Artan endişelere ek olarak, Nordwind Havayolları’nda görev yapan eski bir pilot, yakın zamanda Kazan Havaalanı’nda bir Boeing 737’nin motor çalıştırılırken yakıt sızdırdığının gözlemlendiği bir olayı paylaştı. Pilot, teknisyenlerin konuya gösterdiği ilgisizliğin, havayolu yönetiminin bu tür kusurların kayıt altına alınmaması yönündeki direktifinin bir göstergesi olduğunu iddia etti.
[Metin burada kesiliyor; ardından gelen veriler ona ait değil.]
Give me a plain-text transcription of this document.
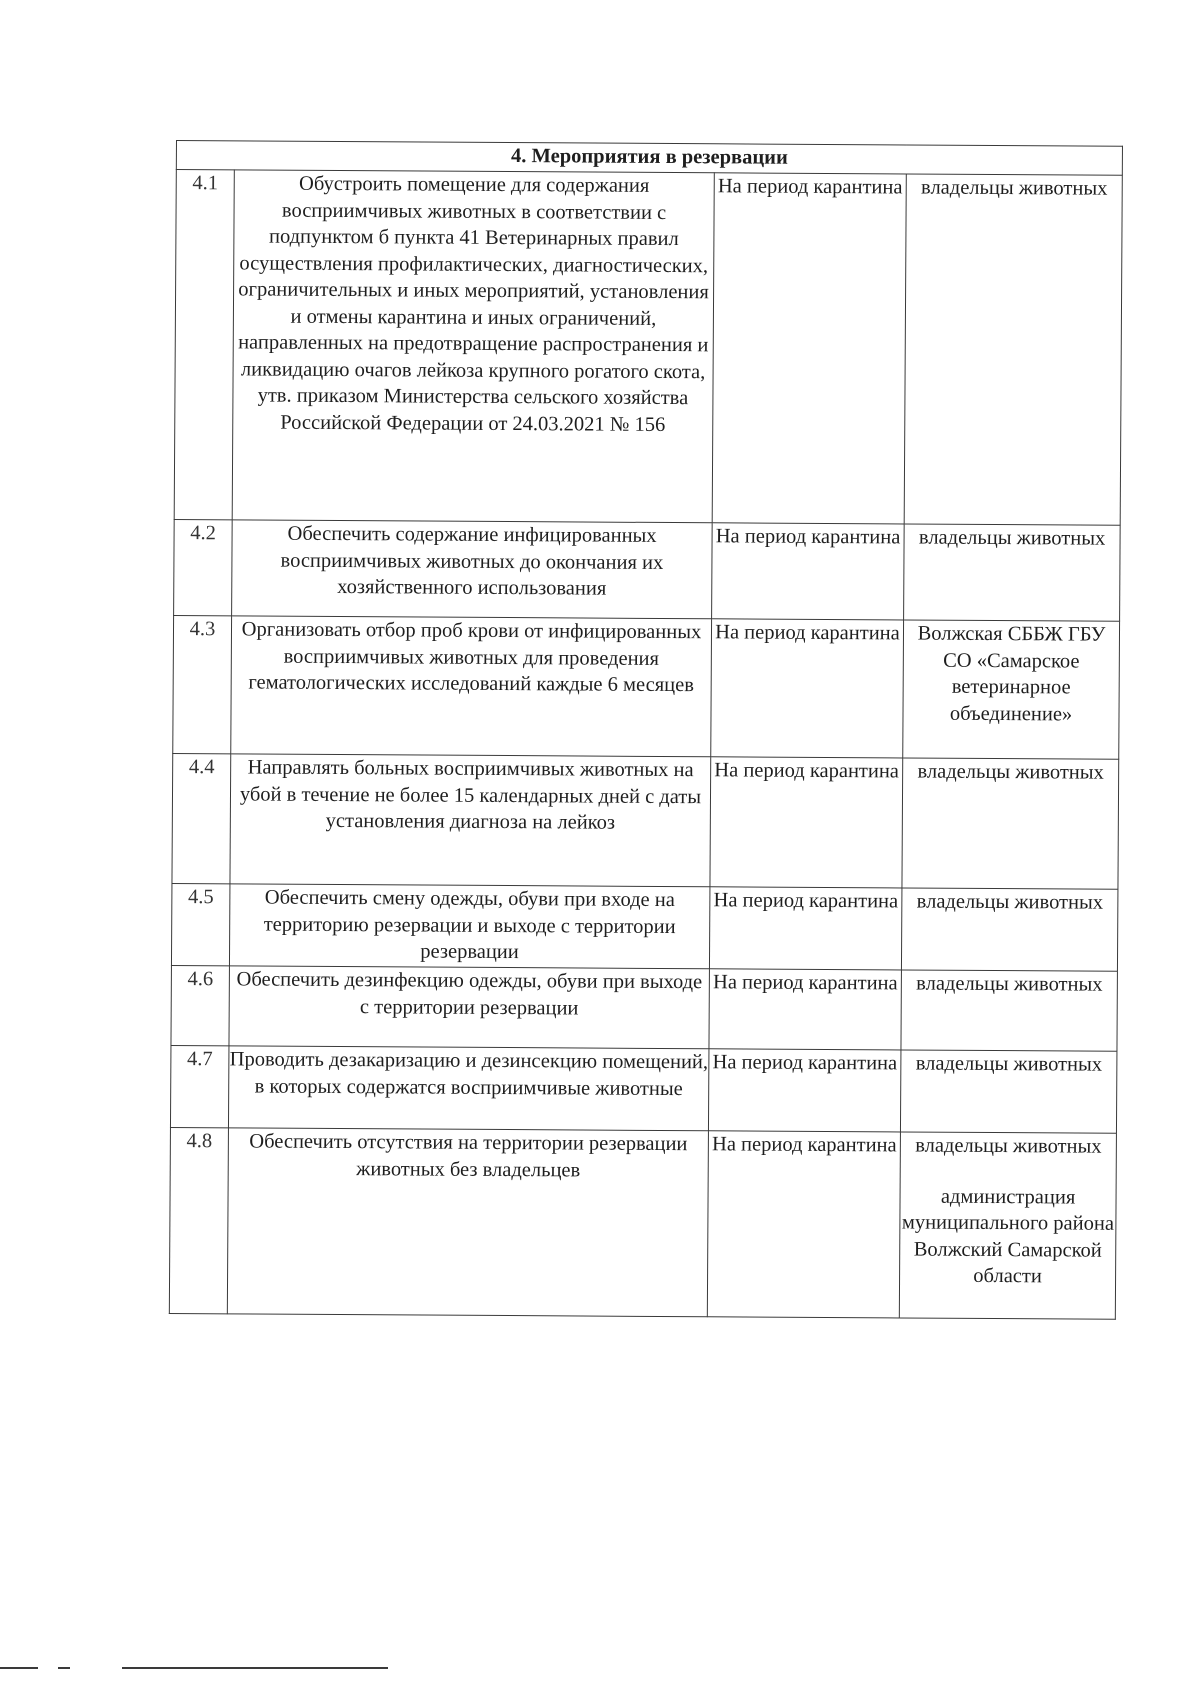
4. Мероприятия в резервации			
4.1	Обустроить помещение для содержания восприимчивых животных в соответствии с подпунктом б пункта 41 Ветеринарных правил осуществления профилактических, диагностических, ограничительных и иных мероприятий, установления и отмены карантина и иных ограничений, направленных на предотвращение распространения и ликвидацию очагов лейкоза крупного рогатого скота, утв. приказом Министерства сельского хозяйства Российской Федерации от 24.03.2021 № 156	На период карантина	владельцы животных

4.2	Обеспечить содержание инфицированных восприимчивых животных до окончания их хозяйственного использования	На период карантина	владельцы животных

4.3	Организовать отбор проб крови от инфицированных восприимчивых животных для проведения гематологических исследований каждые 6 месяцев	На период карантина	Волжская СББЖ ГБУ СО «Самарское ветеринарное объединение»

4.4	Направлять больных восприимчивых животных на убой в течение не более 15 календарных дней с даты установления диагноза на лейкоз	На период карантина	владельцы животных

4.5	Обеспечить смену одежды, обуви при входе на территорию резервации и выходе с территории резервации	На период карантина	владельцы животных

4.6	Обеспечить дезинфекцию одежды, обуви при выходе с территории резервации	На период карантина	владельцы животных

4.7	Проводить дезакаризацию и дезинсекцию помещений, в которых содержатся восприимчивые животные	На период карантина	владельцы животных

4.8	Обеспечить отсутствия на территории резервации животных без владельцев	На период карантина	владельцы животных
администрация муниципального района Волжский Самарской области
Korkunç, ama şaşırtıcı değil!
Havacılığın bu kadar güvenli olmasının nedenlerinden biri, endüstrinin bir bütün olarak regülasyonlara harfiyen uyması, en iyi uygulamaları kullanması ve ihtiyatlı davranmasıdır. Havayolları her türlü maliyet kalemlerini düşürebilmenin yollarını ararken, emniyet kalemleri bunlar arasında yer almaz. Şu anda Rusya’da uçuş emniyeti kurallarının bu kadar ihmal edilmesinin, er ya da geç somut sonuçları olacak gibi görünüyor.
Rusya çok geniş bir yüz ölçümüne sahip. İç hatlarda bile çok ciddi bir seyahat talebi ve zorunluluğu var. Havayollarının filolarında büyük oranda Airbus ve Boeing üretimi uçaklar yer alıyor. Rus havayolları, bu uçakların yenilerini alamamak ve kiralayamamakla kalmıyor; eldeki uçakların bakımlarını da yapamıyor. Rusya, yerli uçak üretimini artırmaya çalışırken, bu kısa sürede varılabilecek bir hedef değil.
Rusların talihlerine güvenme eğilimi, havacılık endüstrisine nüfuz etmiş durumda. Bir uçağın operasyonuna sorunsuz devam etmesini yalnızca umut etmek, inkar edilemez bir şekilde endişe verici. Ancak bugün ülkedeki birçok havayolu için en net gerçek bu gibi görünüyor. Havayollarının, uçuş emniyetine aykırı olsa bile, eldeki uçakları uçurmaya devam etmesi dışında bir yol olmadığı söyleniyor.
Analistler, Rus havacılığı için kasvetli bir gelecek öngörüyor. Yaklaşık 736 uçaktan oluşan mevcut filonun, 2026 yılına kadar yarıya ineceği tahmin ediliyor. Bu da her yıl filo büyüklüğünde %20’lik ciddi bir azalma anlamına geliyor.